Saturday, December 27, 2014

Tomaž Šalamun poem

Tomaž Šalamun

Fish-Peacock

With juice in my muscles.
I’m not bad, I’m used to it and calm.
I’m dissolving my eyes.
I hear the sail fluttering.
The sun kisses the white linen
thirty times and settles
like a glowing club.
Who cares about refoli!
From the left and the right—the sea!
A quadruped first uses all
four of his legs, he runs over the earth.
The bush scratches, how it tamps down, now this, now
that, but what steps into silk,
a rift in the glue, still on the earth?
Is it still in triumph and juice when it takes off?

No one scratches you softly in heaven. You
can’t roll up your cloven foot,
no granite cube for your
head.
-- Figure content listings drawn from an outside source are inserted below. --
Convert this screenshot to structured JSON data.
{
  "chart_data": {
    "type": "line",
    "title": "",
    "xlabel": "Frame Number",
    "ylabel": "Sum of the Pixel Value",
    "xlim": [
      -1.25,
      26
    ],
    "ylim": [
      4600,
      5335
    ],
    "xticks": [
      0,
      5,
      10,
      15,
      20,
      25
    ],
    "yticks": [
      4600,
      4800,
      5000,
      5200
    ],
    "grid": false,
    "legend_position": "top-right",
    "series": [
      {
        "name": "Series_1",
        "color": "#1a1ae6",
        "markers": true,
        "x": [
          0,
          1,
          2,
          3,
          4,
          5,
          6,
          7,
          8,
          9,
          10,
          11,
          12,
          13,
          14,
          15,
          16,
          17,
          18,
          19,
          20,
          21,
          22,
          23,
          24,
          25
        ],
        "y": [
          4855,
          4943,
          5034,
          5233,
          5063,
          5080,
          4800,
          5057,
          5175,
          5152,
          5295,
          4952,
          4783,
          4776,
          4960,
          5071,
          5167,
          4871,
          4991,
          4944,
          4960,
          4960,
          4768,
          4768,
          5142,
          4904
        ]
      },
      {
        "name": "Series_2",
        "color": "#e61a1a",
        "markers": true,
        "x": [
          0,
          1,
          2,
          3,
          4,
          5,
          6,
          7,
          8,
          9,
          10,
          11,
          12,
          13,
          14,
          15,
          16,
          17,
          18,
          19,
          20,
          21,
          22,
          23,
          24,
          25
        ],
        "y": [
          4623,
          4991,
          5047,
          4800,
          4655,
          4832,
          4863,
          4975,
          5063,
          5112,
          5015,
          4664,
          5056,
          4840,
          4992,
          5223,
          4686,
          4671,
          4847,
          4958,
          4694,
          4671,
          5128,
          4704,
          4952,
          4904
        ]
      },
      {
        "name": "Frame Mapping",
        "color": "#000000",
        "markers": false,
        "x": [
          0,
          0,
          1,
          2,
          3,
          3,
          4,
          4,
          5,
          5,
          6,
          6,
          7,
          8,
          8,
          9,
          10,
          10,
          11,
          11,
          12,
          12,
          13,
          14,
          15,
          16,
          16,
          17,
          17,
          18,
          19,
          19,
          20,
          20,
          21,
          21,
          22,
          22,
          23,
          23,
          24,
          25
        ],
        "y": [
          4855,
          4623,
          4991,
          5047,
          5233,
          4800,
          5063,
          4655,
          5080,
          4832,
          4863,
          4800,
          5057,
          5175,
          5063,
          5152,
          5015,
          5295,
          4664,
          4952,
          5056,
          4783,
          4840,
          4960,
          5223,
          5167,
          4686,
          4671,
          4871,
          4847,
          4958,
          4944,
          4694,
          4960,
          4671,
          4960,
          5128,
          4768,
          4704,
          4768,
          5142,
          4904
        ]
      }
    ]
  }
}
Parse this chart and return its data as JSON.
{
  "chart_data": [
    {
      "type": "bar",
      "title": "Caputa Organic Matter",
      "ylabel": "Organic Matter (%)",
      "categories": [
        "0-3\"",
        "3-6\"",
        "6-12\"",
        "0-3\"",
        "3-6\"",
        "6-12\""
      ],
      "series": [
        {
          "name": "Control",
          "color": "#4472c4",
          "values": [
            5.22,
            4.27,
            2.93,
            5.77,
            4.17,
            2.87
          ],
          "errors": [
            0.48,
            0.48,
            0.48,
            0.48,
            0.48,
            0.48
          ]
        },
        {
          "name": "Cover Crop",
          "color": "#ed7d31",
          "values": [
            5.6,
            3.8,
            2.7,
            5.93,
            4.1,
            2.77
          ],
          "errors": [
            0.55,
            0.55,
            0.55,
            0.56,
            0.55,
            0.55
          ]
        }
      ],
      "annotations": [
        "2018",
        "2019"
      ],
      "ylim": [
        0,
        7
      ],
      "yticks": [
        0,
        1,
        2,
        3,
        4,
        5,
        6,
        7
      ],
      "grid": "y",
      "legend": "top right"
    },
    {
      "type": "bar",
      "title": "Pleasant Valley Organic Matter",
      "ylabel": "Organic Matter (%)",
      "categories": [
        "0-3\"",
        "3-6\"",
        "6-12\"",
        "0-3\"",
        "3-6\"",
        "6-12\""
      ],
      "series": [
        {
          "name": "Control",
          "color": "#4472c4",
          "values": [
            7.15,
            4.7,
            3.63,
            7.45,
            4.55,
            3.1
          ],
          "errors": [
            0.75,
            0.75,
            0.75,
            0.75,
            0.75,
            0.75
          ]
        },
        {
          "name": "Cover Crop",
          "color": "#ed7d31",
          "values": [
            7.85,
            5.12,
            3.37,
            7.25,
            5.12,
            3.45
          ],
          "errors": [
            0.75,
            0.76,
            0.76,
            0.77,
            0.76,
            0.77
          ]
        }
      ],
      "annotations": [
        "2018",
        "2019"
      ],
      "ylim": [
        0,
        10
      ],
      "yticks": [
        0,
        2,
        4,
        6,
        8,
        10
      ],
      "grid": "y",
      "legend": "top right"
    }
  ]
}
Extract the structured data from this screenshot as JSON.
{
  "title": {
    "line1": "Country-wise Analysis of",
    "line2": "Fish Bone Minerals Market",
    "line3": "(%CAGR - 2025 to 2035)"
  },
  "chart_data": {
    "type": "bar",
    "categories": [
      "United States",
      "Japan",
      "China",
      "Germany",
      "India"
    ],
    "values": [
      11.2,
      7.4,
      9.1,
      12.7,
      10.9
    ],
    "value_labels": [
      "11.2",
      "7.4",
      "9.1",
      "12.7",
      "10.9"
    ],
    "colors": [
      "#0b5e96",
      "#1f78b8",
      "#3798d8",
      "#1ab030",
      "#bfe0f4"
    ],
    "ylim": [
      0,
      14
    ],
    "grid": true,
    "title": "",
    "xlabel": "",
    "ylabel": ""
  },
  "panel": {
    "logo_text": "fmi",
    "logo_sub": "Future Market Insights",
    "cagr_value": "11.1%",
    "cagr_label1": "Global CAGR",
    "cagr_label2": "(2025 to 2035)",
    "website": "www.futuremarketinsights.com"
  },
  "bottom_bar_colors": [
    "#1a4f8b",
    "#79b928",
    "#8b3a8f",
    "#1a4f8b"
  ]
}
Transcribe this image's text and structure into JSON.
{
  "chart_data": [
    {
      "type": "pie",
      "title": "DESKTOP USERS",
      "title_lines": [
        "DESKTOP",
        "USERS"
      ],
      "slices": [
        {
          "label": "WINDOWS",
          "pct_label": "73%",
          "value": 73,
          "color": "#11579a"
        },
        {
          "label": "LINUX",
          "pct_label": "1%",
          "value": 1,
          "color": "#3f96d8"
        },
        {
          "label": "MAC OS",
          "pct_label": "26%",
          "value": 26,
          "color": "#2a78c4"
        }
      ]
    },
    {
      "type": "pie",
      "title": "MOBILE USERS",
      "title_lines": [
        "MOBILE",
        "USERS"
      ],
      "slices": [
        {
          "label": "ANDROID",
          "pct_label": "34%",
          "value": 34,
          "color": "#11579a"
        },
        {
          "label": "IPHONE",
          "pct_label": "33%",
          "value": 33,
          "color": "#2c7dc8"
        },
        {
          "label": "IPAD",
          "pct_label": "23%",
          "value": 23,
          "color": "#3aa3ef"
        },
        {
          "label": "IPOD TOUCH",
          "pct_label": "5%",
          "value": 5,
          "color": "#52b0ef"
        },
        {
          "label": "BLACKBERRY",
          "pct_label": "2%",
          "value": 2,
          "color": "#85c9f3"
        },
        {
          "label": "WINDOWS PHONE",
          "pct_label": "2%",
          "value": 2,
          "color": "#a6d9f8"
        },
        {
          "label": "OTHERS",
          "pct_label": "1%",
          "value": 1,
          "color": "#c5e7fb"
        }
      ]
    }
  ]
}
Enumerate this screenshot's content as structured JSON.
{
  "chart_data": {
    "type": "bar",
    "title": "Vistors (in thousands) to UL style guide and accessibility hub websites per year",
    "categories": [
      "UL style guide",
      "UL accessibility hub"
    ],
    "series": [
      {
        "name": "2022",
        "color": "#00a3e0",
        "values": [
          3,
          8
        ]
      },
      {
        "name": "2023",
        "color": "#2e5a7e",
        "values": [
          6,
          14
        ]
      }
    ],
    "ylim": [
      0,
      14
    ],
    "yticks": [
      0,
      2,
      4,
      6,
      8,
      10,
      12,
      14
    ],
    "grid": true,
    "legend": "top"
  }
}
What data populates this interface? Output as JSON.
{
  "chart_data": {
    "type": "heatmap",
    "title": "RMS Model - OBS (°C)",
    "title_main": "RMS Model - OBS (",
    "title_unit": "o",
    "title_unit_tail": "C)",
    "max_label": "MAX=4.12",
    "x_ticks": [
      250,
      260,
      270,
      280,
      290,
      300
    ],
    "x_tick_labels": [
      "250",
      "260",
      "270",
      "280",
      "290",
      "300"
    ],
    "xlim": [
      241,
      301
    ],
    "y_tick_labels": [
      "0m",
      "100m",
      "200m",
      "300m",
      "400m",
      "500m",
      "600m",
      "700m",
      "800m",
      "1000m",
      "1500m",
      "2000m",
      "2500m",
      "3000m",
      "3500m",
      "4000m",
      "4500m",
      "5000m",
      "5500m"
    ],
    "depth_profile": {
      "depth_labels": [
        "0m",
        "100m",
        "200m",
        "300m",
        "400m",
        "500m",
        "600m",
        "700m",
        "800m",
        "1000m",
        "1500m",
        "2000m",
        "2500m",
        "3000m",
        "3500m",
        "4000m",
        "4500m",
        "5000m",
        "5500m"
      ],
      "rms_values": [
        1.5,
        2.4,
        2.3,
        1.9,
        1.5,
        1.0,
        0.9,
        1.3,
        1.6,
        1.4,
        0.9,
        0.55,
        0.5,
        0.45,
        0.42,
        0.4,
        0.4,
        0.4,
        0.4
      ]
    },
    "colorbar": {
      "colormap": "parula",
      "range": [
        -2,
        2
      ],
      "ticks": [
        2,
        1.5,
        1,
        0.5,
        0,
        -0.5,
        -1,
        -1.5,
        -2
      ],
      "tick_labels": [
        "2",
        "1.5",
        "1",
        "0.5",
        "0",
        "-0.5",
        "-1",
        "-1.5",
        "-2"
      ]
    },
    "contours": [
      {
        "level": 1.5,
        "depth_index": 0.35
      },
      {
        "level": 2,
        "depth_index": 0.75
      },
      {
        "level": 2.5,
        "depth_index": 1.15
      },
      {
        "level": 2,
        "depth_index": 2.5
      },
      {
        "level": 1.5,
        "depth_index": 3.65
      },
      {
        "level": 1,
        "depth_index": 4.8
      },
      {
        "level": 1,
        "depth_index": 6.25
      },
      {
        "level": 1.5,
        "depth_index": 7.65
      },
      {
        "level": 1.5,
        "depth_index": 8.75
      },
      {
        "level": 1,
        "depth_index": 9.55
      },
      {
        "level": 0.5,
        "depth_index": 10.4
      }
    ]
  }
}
Mouldering limbs have meaning.
The air is grayish bronze,
someone is burning linen tablecloths,
the calves are drunk and dazed.

You catch your lungs,
they roll over and uncover
a fresh cherry pie, someone
unwinds it before it was poured
into the piepan. Plants grow
into it and out,
the skin fits like the moon.

Do you remember my blue bathing suit
and the record for the hundred-meter freestyle?
How you stretched above the splits.
And your rested pulse,
a little like a twitching fish,
a little like a fish fanning itself.